Piccolo, con un peso molto basso e una potenza eccezionale era un gioiello di meccanica, l'intero aereo venne realizzato e concepito attorno al motore come se alla FIAT si siano detto:
« Bene Signori, abbiamo un motore che deve volare. Mettiamoci due ali, un pilota e tutta la buona volontà per battere gli inglesi! »
Tecnicamente perfetto e con soluzioni invidiabili, non si dimostrò però un valido velocista rispetto ai modelli rivali in concorso. Con soli 1.160Kg a pieno carico e con il suo propulsore FIAT AS.5 che erogava 1000cv, il C.29 viene descritto come un velivolo difficile da gestire e condurre in gara.
Al suo arrivo a Desenzano, l'aereo venne affidato alle abilità del pilota Mario Bernasconi che fu protagonista di un incidente che portò alla luce gravi problemi di instabilità dell'aereo in tutte le fasi operative; da una prima analisi, si convenne che i problemi del velivolo erano imputabili ad un'errata posizione del redan negli scarponi.
La FIAT procedette con un ristudio dei galleggianti riuscendo a risolvere il problema ma, fin dal primo volo nel giugno del 1929 sotto la conduzione del Sergente Maggiore Francesco Agello, raffigurò ancora una volta come l'aero era instabile e di difficile conduzione.
Nella sua permanenza a Desenzano, il C.29, subì varie modifiche e altrettanti incidenti che indussero il prodotto FIAT avvicinarsi per soluzioni tecniche ai Macchi rivali in concorso.
Nello sviluppo fanno capolino anche il cupolino completamente chiuso e la colorazione rossa con relativa attribuzione del numero di serie N.129.
Le prove di velocità continuarono fino al 16 luglio dello stesso anno quando dopo una serie di voli, nella manovra di atterraggio i galleggianti incontrarono ad alta velocità un'onda generata dalla scia di un motoscafo che scatenarono nell'aereo una reazione improvvisa ponendolo in posizione verticale sulla coda.
La tragicità dell'impatto portò alla distruzione del N.129 ma senza conseguenze per il pilota F.Agello, la FIAT rispose fornendo immediatamente al reparto di Desenzano un nuovo C.29 con il numero seriale N.130 che già integrava le modifiche apportate nel N.129 ma la sorte non voleva proprio vedere questo aereo partecipare alla Coppa Schneider.
Passò poco tempo che il nuovo velivolo si schiantò nel lago, ancora una volta senza conseguenze per il pilota, quindi un nuovo restauro e ripresa dei voli con un nuovo seriale N.130bis.

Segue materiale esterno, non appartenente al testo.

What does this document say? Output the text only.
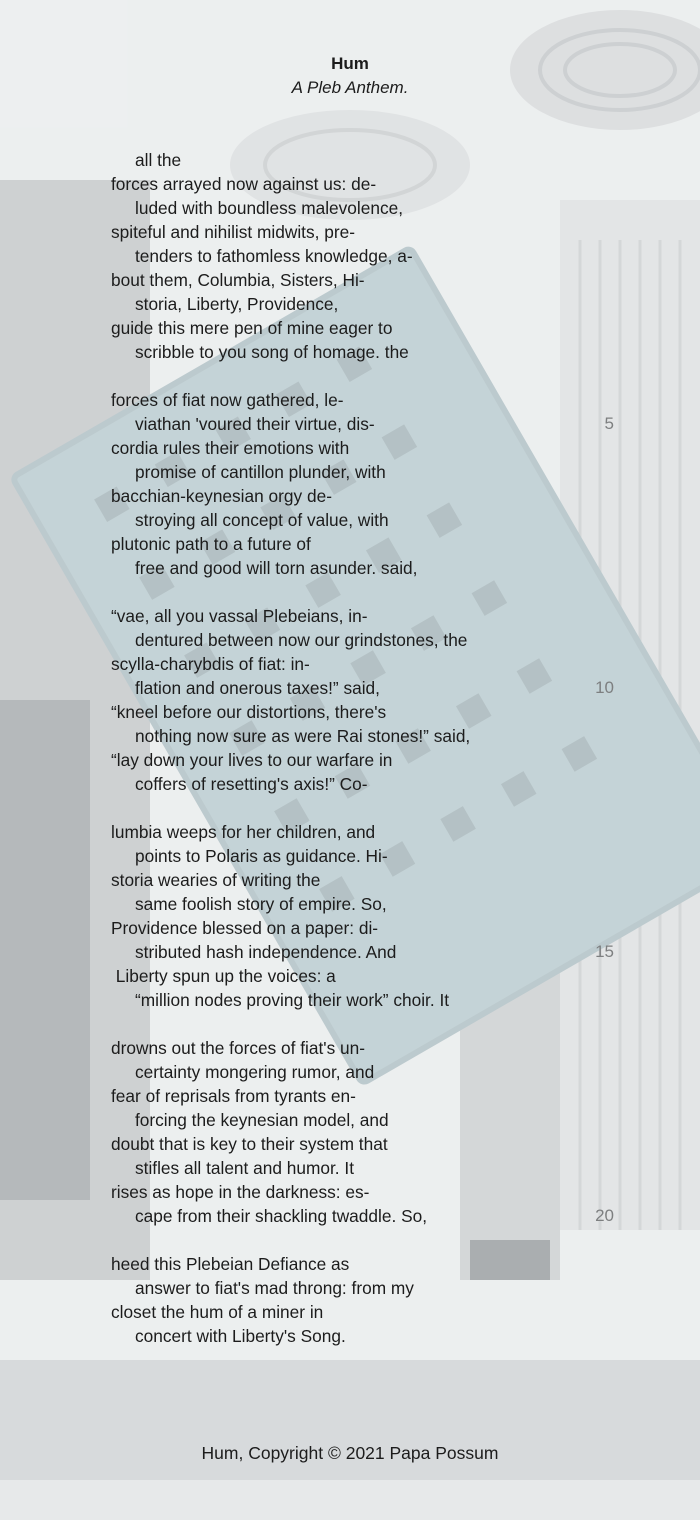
Hum
A Pleb Anthem.
all the
forces arrayed now against us: de-
luded with boundless malevolence,
spiteful and nihilist midwits, pre-
tenders to fathomless knowledge, a-
bout them, Columbia, Sisters, Hi-
storia, Liberty, Providence,
guide this mere pen of mine eager to
scribble to you song of homage. the
forces of fiat now gathered, le-
viathan 'voured their virtue, dis-
cordia rules their emotions with
promise of cantillon plunder, with
bacchian-keynesian orgy de-
stroying all concept of value, with
plutonic path to a future of
free and good will torn asunder. said,
“vae, all you vassal Plebeians, in-
dentured between now our grindstones, the
scylla-charybdis of fiat: in-
flation and onerous taxes!” said,
“kneel before our distortions, there's
nothing now sure as were Rai stones!” said,
“lay down your lives to our warfare in
coffers of resetting's axis!” Co-
lumbia weeps for her children, and
points to Polaris as guidance. Hi-
storia wearies of writing the
same foolish story of empire. So,
Providence blessed on a paper: di-
stributed hash independence. And
Liberty spun up the voices: a
“million nodes proving their work” choir. It
drowns out the forces of fiat's un-
certainty mongering rumor, and
fear of reprisals from tyrants en-
forcing the keynesian model, and
doubt that is key to their system that
stifles all talent and humor. It
rises as hope in the darkness: es-
cape from their shackling twaddle. So,
heed this Plebeian Defiance as
answer to fiat's mad throng: from my
closet the hum of a miner in
concert with Liberty's Song.
5
10
15
20
Hum, Copyright © 2021 Papa Possum
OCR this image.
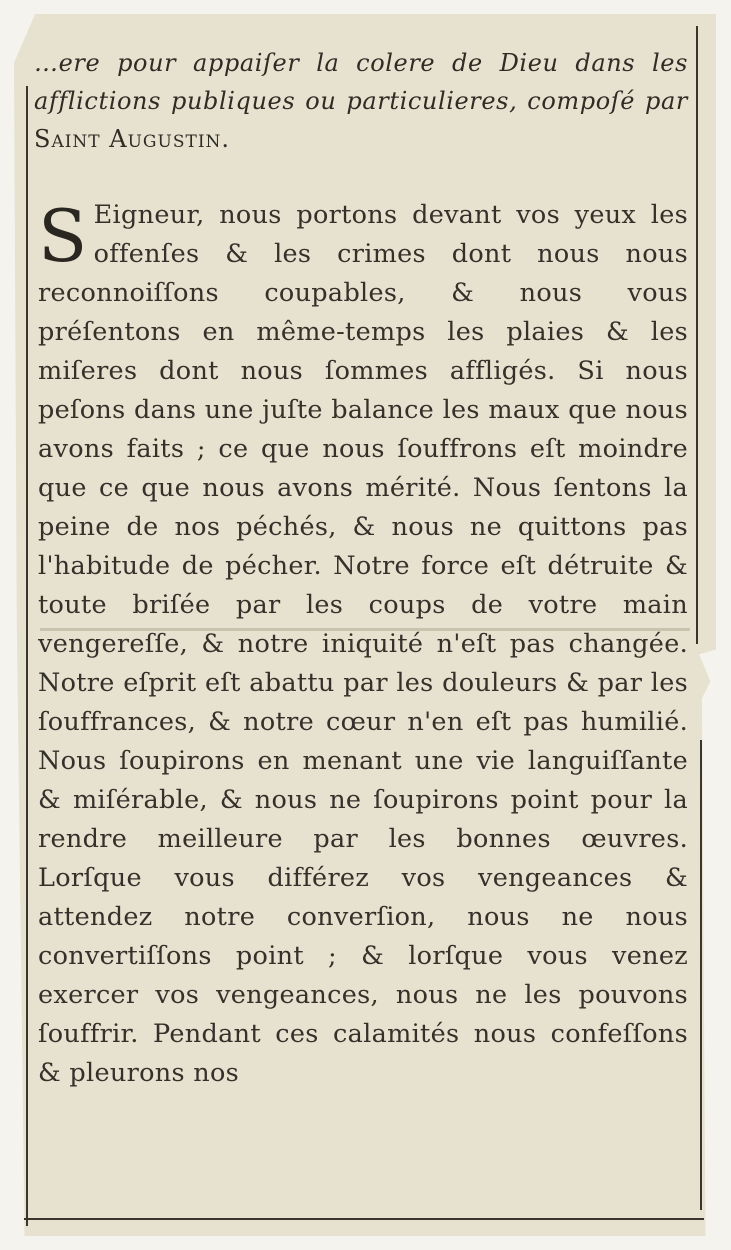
…ere pour appaiſer la colere de Dieu dans les afflictions publiques ou particulieres, compoſé par Saint Augustin.

S Eigneur, nous portons devant vos yeux les offenſes & les crimes dont nous nous reconnoiſſons coupables, & nous vous préſentons en même-temps les plaies & les miſeres dont nous ſommes affligés. Si nous peſons dans une juſte balance les maux que nous avons faits ; ce que nous ſouffrons eſt moindre que ce que nous avons mérité. Nous ſentons la peine de nos péchés, & nous ne quittons pas l'habitude de pécher. Notre force eſt détruite & toute briſée par les coups de votre main vengereſſe, & notre iniquité n'eſt pas changée. Notre eſprit eſt abattu par les douleurs & par les ſouffrances, & notre cœur n'en eſt pas humilié. Nous ſoupirons en menant une vie languiſſante & miſérable, & nous ne ſoupirons point pour la rendre meilleure par les bonnes œuvres. Lorſque vous différez vos vengeances & attendez notre converſion, nous ne nous convertiſſons point ; & lorſque vous venez exercer vos vengeances, nous ne les pouvons ſouffrir. Pendant ces calamités nous confeſſons & pleurons nos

Purtroppo la difficoltà di messa appunto e la fresca memoria dei due incidenti, spinsero la FIAT al ritiro dalla competizione lasciando spazio al più collaudato Macchi M.52r.
foto di Luigi Gorena, marzo 1973 |
Che considerazioni si possono fare su questo velivolo? Sicuramente va ricordato come il banco di prova del motore FIAT AS.5 che solo qualche anno dopo, "gemellato", ha dato vita e concretezza al record di velocità che tutti conosciamo... tuttavia questo velivolo ha una linea che mi piace moltissimo, a tratti impacciata, a tratti filante che rappresenta un'icona di giunzione tra passato, presente e futuro. Volendo forzare un raffronto solo per divertimento... non vi viene in mente nessuna navetta spaziale di qualche film di fantascienza?